A veces, cuando apenas hemos empezado a conocer las cosas de Dios, queremos presumir nuestro nuevo conocimiento. Cuando conversamos con la gente, nos encanta decirles: "¡Así no es! Déjame explicarte cómo son las cosas." Puede ser que digamos la verdad, pero sin amor.

¿Crees que de esa manera lograremos ganar a la gente para Cristo? ¿O podremos enseñar a un hermano con esa actitud? Puede ser que digamos la verdad, pero el espíritu con el que lo decimos es muy importante. Si decimos verdades, pero no las decimos con amor, de nada sirve. Al contrario; podemos hacer daño, porque hacemos que la verdad parezca no ser muy atractiva.

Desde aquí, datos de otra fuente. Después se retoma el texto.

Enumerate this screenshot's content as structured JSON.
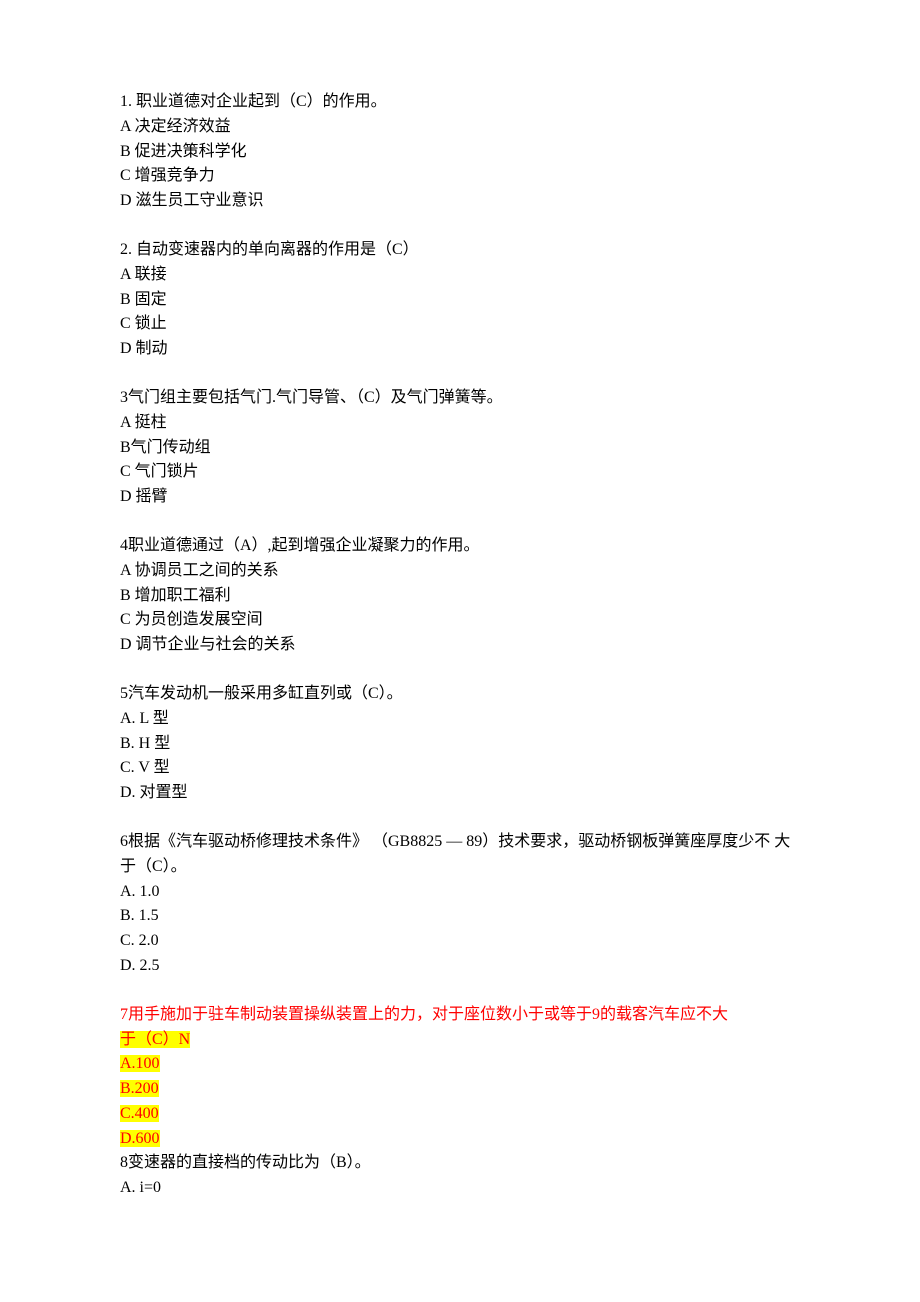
{
  "q1": {
    "stem": "1. 职业道德对企业起到（C）的作用。",
    "opts": [
      "A 决定经济效益",
      "B 促进决策科学化",
      "C 增强竞争力",
      "D 滋生员工守业意识"
    ]
  },
  "q2": {
    "stem": "2. 自动变速器内的单向离器的作用是（C）",
    "opts": [
      "A 联接",
      "B 固定",
      "C 锁止",
      "D 制动"
    ]
  },
  "q3": {
    "stem": "3气门组主要包括气门.气门导管、（C）及气门弹簧等。",
    "opts": [
      "A 挺柱",
      "B气门传动组",
      "C 气门锁片",
      "D 摇臂"
    ]
  },
  "q4": {
    "stem": "4职业道德通过（A）,起到增强企业凝聚力的作用。",
    "opts": [
      "A 协调员工之间的关系",
      "B 增加职工福利",
      "C 为员创造发展空间",
      "D 调节企业与社会的关系"
    ]
  },
  "q5": {
    "stem": "5汽车发动机一般采用多缸直列或（C）。",
    "opts": [
      "A.  L 型",
      "B.  H 型",
      "C.  V 型",
      "D.  对置型"
    ]
  },
  "q6": {
    "stem": "6根据《汽车驱动桥修理技术条件》 （GB8825 —  89）技术要求，驱动桥钢板弹簧座厚度少不 大于（C）。",
    "opts": [
      "A. 1.0",
      "B. 1.5",
      "C. 2.0",
      "D. 2.5"
    ]
  },
  "q7": {
    "stem_line1": "  7用手施加于驻车制动装置操纵装置上的力，对于座位数小于或等于9的载客汽车应不大",
    "stem_line2": "于（C）N",
    "opts": [
      "A.100",
      "B.200",
      "C.400",
      "D.600"
    ]
  },
  "q8": {
    "stem": "8变速器的直接档的传动比为（B）。",
    "opts": [
      "A. i=0"
    ]
  }
}
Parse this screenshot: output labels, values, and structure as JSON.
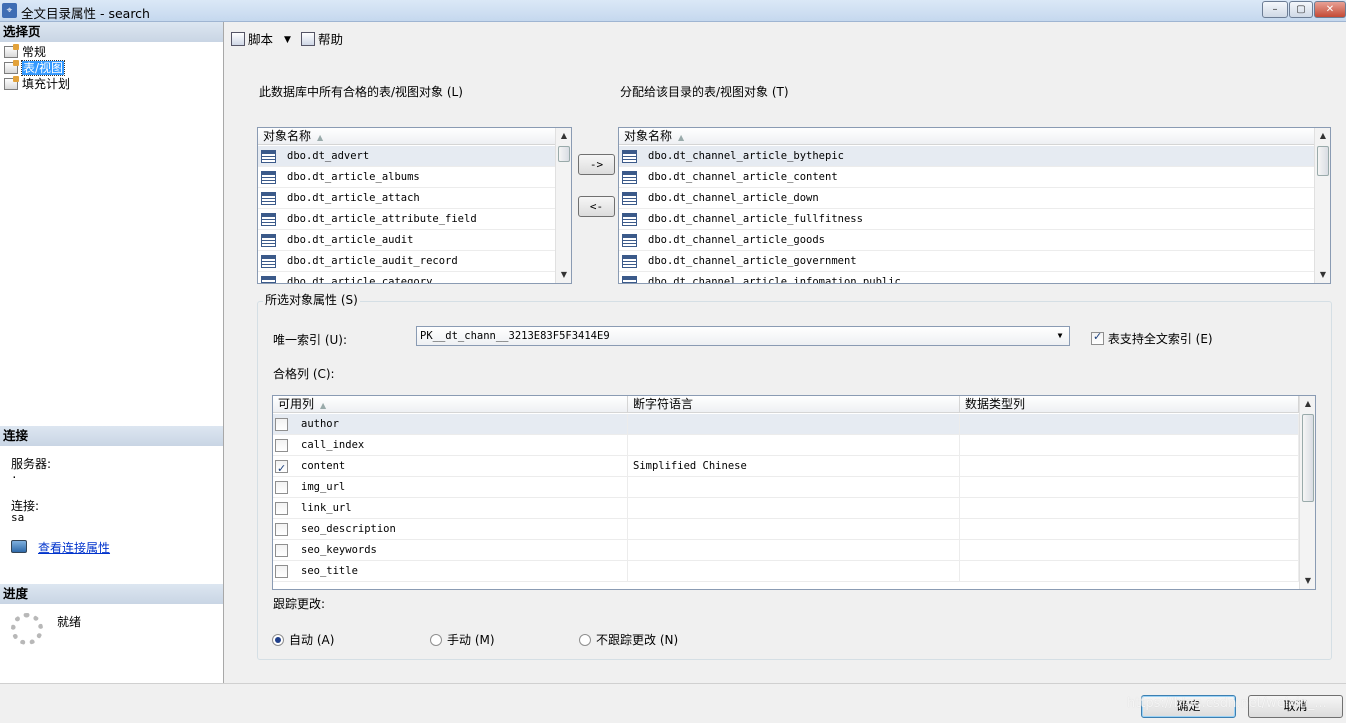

Debemos recordar siempre esta frase: "el conocimiento envanece, mientras que el amor edifica". No es que el conocimiento sea malo; al contrario, es algo muy bueno. Pero cuando no se combina con amor, puede ser algo muy peligroso.

El hidrógeno es un gas peligroso y combustible. Se usaba para llenar los zepelines, hasta que uno de ellos - el Hindenburg - se quemó desastrosamente. Pero si combinamos el hidrógeno con oxígeno, se convierte en agua - algo que apaga incendios en lugar de alimentarlos. Así es con el conocimiento. Por sí solo puede ser peligroso y combustible; pero cuando lo combinamos con amor, se convierte en algo bueno, que da vida.

Nuestro Señor Jesús nos da el ejemplo. En Cristo, la verdad y el amor se combinan perfectamente. El siempre dijo la verdad, y El es la verdad - pero su vida de verdad se vivió en perfecto amor. Si lo conocemos, si hemos decidido seguir a Cristo, tenemos que aprender a ser como El.

Hermano, amigo, deja que el Espíritu Santo te hable en este momento. ¿Estás usando la verdad de una manera egoísta? ¿Tomas en cuenta la situación de otros cuando les hablas? Ponte en el lugar de los que te escuchan y te observan. ¿Reflejas a todos el amor de Dios? Deja que Dios te señale los cambios que tengas que hacer, y empieza hoy a edificar, diciendo la verdad siempre con amor.